Competitive binding of Pu and Am with bone mineral and novel chelating agents.

Effective direct removal of actinides such as Pu and Am from bone in vivo has not been accomplished to date, even with the strong chelating agents CaNa3DTPA or ZnNa3DTPA. This study, using an established in vitro system, compared removal of Pu and Am bound to bone mineral by ZnNa3DTPA and 10 chelating agents designed specifically to sequester actinides, including Pu and Am. Ligands tested were tetra, hexa, and octadentate, with linear or branched backbones containing sulfocatechol [CAM(S)], hydroxycatechol [CAM(C)], hydroxipyridinone (1,2-HOPO, Me-3,2-HOPO), or hydroxamate functional groups. The wide range of Pu and Am removal exhibited by the test ligands generally agreed with their metal coordination and chemical properties.

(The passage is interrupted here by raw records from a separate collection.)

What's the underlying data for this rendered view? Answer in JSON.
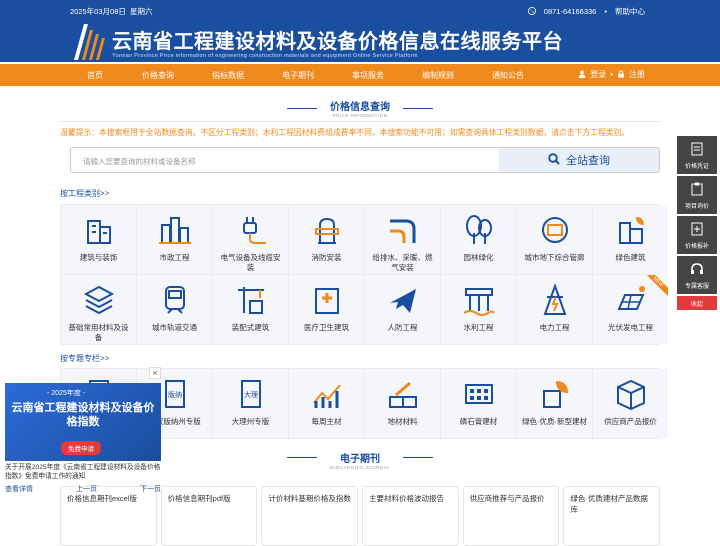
{
  "header": {
    "date": "2025年03月08日",
    "weekday": "星期六",
    "phone": "0871-64166336",
    "help": "帮助中心",
    "title": "云南省工程建设材料及设备价格信息在线服务平台",
    "subtitle": "Yunnan Province Price information of engineering construction materials and equipment Online Service Platform"
  },
  "nav": {
    "items": [
      "首页",
      "价格查询",
      "指标数据",
      "电子期刊",
      "事项服务",
      "编制规则",
      "通知公告"
    ],
    "login": "登录",
    "register": "注册"
  },
  "price_section": {
    "title": "价格信息查询",
    "en": "PRICE INFORMATION",
    "tip": "温馨提示：本搜索框用于全站数据查询，不区分工程类别；水利工程因材料费组成费率不同，本搜索功能不可用；如需查询具体工程类别数据，请点击下方工程类别。",
    "search_placeholder": "请输入您要查询的材料或设备名称",
    "search_button": "全站查询"
  },
  "category_link": "按工程类别>>",
  "categories": [
    {
      "label": "建筑与装饰",
      "icon": "building-icon"
    },
    {
      "label": "市政工程",
      "icon": "city-icon"
    },
    {
      "label": "电气设备及线缆安装",
      "icon": "plug-icon"
    },
    {
      "label": "消防安装",
      "icon": "hydrant-icon"
    },
    {
      "label": "给排水、采暖、燃气安装",
      "icon": "pipe-icon"
    },
    {
      "label": "园林绿化",
      "icon": "tree-icon"
    },
    {
      "label": "城市地下综合管廊",
      "icon": "tunnel-icon"
    },
    {
      "label": "绿色建筑",
      "icon": "green-building-icon"
    },
    {
      "label": "基础常用材料及设备",
      "icon": "layers-icon"
    },
    {
      "label": "城市轨道交通",
      "icon": "train-icon"
    },
    {
      "label": "装配式建筑",
      "icon": "crane-icon"
    },
    {
      "label": "医疗卫生建筑",
      "icon": "hospital-icon"
    },
    {
      "label": "人防工程",
      "icon": "plane-icon"
    },
    {
      "label": "水利工程",
      "icon": "dam-icon"
    },
    {
      "label": "电力工程",
      "icon": "tower-icon"
    },
    {
      "label": "光伏发电工程",
      "icon": "solar-icon"
    }
  ],
  "new_badge": "NEW",
  "topic_link": "按专题专栏>>",
  "topics": [
    {
      "label": "",
      "icon": "doc-icon"
    },
    {
      "label": "西双版纳州专版",
      "icon": "banna-icon"
    },
    {
      "label": "大理州专版",
      "icon": "dali-icon"
    },
    {
      "label": "每周主材",
      "icon": "chart-icon"
    },
    {
      "label": "地材材料",
      "icon": "brick-icon"
    },
    {
      "label": "磷石膏建材",
      "icon": "block-icon"
    },
    {
      "label": "绿色·优质·新型建材",
      "icon": "eco-icon"
    },
    {
      "label": "供应商产品报价",
      "icon": "box-icon"
    }
  ],
  "topic_badges": {
    "banna": "版纳",
    "dali": "大理"
  },
  "ebook": {
    "title": "电子期刊",
    "en": "ELECTRONIC JOURNAL",
    "cards": [
      "价格信息期刊excel版",
      "价格信息期刊pdf版",
      "计价材料基期价格及指数",
      "主要材料价格波动报告",
      "供应商推荐与产品报价",
      "绿色·优质建材产品数据库"
    ]
  },
  "side": {
    "items": [
      "价格凭证",
      "项目询价",
      "价格报补",
      "专属客服"
    ],
    "collapse": "收起"
  },
  "popup": {
    "year": "- 2025年度 -",
    "title": "云南省工程建设材料及设备价格指数",
    "button": "免费申请",
    "desc": "关于开展2025年度《云南省工程建设材料及设备价格指数》免费申请工作的通知",
    "detail": "查看详情",
    "prev": "上一页",
    "next": "下一页",
    "close": "×"
  },
  "colors": {
    "primary": "#1a4e9e",
    "accent": "#f08a1c",
    "red": "#e23b3b"
  }
}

The most effective agents for Pu (100 microM concentration, 24-48 h contact) are all octadentate as follows: 3,4,3-LICAM(S) (54% unbound); 3,4,3-LICAM(C) (6.2%); 3,4,3-LI(1,2-HOPO) (3.8%); H(2,2)-(Me-3,2-HOPO) (2.2%) and DFO-(1,2-HOPO) (1.8%). The other ligands removed less than 1% of the bound Pu; and ZnNa3DTPA removed only 0.086%. The most effective ligands for Am removal (100 microM, 24-48 h contact) are as follows: octadentate H(2,2)-(Me-3,2-HOPO) (21% unbound); 3,4,3-LI(1,2-HOPO) (14.5%) and 3,4,3-LICAM(C) (5.9%); hexadentate TREN-(Me-3,2-HOPO) and TREN-(1,2-HOPO) (9.6%); and tetradentate 5-LIO(Me-3,2-HOPO) (5.2%). Am removal by ZnNa3DTPA was about 1.4%. Among the ligands presently considered for possible human use, only 3,4,3-LI(1,2-HOPO) removed potentially useful amounts of both Pu and Am from bone mineral.